On the whole, the girl proved a mine of modernity: but what causes me to mention her here is a criticism of some of her words made by Langler, and a meditation which occurred in my mind in consequence of that criticism, not without definite result.

On the night of our meeting I mentioned her in my usual letter to Langler, and in his next to me were the following words:—"This Rosie, you tell me, says that Baron Kolár is not at Schweinstein: but you and I believe differently! That voice and those two English words which you heard on the night when we were saved from drowning, and that light in (?) the castle laboratory on the night when we saw Max Dees—these, indeed, are hardly proofs; yet we do have a feeling that he is there: and I have asked myself what can be his reason for hiding his presence there, if he is there, even from political people like the Duchess of St Albans. The reason suggested to my mind is that he may really mean to do Max Dees some harm, with the odium of which he does not wish to be afterwards pestered. Dees, it seems, has somehow wronged him, and vengeance is to be taken. But why, then, one might ask, does the man not take his vengeance and be done? It seems to be because Dees is being reserved till something else first happens, till (according to Dees himself) 'the downfall of the Church.' But, in that case, why is the baron at present lurking in Schweinstein? Perhaps it is in order to hurt Dees prematurely, before 'the downfall,' in case you and I should make serious headway in the matter of effecting Dees' release. But if this be so, it would seem to show that the baron must have some real fear of our power to release Dees. Indeed, he has such a fear: why else did he hurry hither the moment he saw that we could no longer be kept away from Styria? How sensitive he must be of the least chance of Dees' escaping him! Yet he is not a nervous man; one would imagine that he might securely have left Dees to the care of the watch-dog Tschudi! But no, he flies to the spot in person. And those two outrages upon the innocent hands—how sensitive, how frightfully in earnest he must have been to keep us from meddling! But that earnestness certainly implies a fear of our power—of our power, which seems to be nil. It must be, then, that the baron perceives that we have some power of which we ourselves are not aware."
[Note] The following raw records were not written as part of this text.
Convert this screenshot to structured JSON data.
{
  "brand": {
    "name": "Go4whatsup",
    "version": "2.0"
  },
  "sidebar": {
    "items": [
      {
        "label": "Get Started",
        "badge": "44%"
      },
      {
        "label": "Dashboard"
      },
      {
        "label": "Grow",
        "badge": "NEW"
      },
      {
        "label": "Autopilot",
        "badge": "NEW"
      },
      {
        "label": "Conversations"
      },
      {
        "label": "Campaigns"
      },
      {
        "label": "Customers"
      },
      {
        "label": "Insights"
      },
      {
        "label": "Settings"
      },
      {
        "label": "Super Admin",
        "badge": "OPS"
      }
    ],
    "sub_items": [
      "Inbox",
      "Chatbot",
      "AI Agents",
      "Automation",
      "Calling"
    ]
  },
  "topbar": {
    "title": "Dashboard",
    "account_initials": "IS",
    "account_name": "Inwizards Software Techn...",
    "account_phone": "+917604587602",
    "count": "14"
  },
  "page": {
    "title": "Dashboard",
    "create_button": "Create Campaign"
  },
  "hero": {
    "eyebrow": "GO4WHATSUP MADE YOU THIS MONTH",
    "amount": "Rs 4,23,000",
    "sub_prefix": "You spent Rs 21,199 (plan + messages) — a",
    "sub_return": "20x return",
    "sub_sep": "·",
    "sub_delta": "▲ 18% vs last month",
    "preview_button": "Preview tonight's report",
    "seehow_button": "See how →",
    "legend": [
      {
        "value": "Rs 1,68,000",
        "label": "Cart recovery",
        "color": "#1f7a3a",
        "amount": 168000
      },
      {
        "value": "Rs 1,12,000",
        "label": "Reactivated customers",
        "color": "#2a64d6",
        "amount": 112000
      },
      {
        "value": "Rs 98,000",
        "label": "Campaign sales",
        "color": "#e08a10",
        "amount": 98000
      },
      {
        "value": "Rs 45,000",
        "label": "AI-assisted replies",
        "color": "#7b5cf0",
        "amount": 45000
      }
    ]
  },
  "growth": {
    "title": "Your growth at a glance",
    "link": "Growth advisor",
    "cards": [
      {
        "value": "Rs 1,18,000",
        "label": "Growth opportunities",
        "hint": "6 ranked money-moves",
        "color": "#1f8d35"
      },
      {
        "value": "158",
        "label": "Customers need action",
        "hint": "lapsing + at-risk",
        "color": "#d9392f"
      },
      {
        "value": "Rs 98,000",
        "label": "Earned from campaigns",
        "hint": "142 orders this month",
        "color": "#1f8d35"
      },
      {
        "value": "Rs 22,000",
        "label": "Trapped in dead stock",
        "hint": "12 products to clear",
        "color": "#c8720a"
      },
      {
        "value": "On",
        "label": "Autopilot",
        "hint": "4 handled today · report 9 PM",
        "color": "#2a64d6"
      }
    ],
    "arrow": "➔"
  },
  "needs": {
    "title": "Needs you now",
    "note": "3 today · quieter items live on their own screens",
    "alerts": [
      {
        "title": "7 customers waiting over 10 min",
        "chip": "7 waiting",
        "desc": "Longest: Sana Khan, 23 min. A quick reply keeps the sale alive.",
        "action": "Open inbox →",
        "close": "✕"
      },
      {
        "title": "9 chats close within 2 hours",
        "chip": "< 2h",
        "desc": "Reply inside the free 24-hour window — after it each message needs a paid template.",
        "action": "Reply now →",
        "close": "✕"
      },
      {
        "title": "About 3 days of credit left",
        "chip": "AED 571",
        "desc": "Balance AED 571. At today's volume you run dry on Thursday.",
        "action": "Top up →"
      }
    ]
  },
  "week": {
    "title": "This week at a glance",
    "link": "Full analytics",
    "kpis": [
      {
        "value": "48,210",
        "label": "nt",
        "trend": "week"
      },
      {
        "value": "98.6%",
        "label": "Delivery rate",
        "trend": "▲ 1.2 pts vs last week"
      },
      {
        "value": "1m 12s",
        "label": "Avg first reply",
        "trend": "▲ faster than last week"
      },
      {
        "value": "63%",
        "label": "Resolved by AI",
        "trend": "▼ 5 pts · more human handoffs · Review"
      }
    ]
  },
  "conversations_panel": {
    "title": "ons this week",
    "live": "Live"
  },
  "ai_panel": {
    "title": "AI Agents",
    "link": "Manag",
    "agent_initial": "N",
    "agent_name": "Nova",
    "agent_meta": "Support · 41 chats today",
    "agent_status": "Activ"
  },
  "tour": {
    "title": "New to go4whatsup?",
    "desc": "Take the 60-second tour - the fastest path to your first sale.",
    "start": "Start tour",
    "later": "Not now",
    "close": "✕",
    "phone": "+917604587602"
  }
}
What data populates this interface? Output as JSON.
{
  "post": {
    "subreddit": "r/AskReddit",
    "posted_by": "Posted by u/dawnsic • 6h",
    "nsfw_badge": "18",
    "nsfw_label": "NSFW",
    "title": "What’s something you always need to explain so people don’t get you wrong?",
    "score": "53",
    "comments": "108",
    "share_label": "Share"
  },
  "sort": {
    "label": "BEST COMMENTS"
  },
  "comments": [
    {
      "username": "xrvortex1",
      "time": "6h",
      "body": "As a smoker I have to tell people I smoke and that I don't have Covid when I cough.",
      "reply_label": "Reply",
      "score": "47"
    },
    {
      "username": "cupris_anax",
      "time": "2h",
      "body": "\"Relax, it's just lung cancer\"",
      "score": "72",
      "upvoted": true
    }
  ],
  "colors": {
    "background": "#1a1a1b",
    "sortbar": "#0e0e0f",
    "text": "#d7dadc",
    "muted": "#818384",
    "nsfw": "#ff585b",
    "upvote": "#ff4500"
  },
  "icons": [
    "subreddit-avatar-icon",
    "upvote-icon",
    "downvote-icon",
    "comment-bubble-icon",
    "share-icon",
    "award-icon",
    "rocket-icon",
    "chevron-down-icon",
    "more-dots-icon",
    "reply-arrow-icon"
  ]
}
There Langler's discernment seems to have stopped short; but his words so struck me, that I could not forget them, and after a sleepless night, which I shall ever remember, towards morning this thought was born in my head: "but Max Dees is a churchman! this is the heyday of the Church, so it is through the Church perhaps that his release may be wrought; and the baron, more far-seeing than we, has long seen this, and has feared our power, because it seemed certain to him that we, too, must see it! Here have I been tossed from Herr to Herr and from pillar to post; but the Prince-bishop of Seckau is in Gratz, and it is to him perhaps that I should have gone."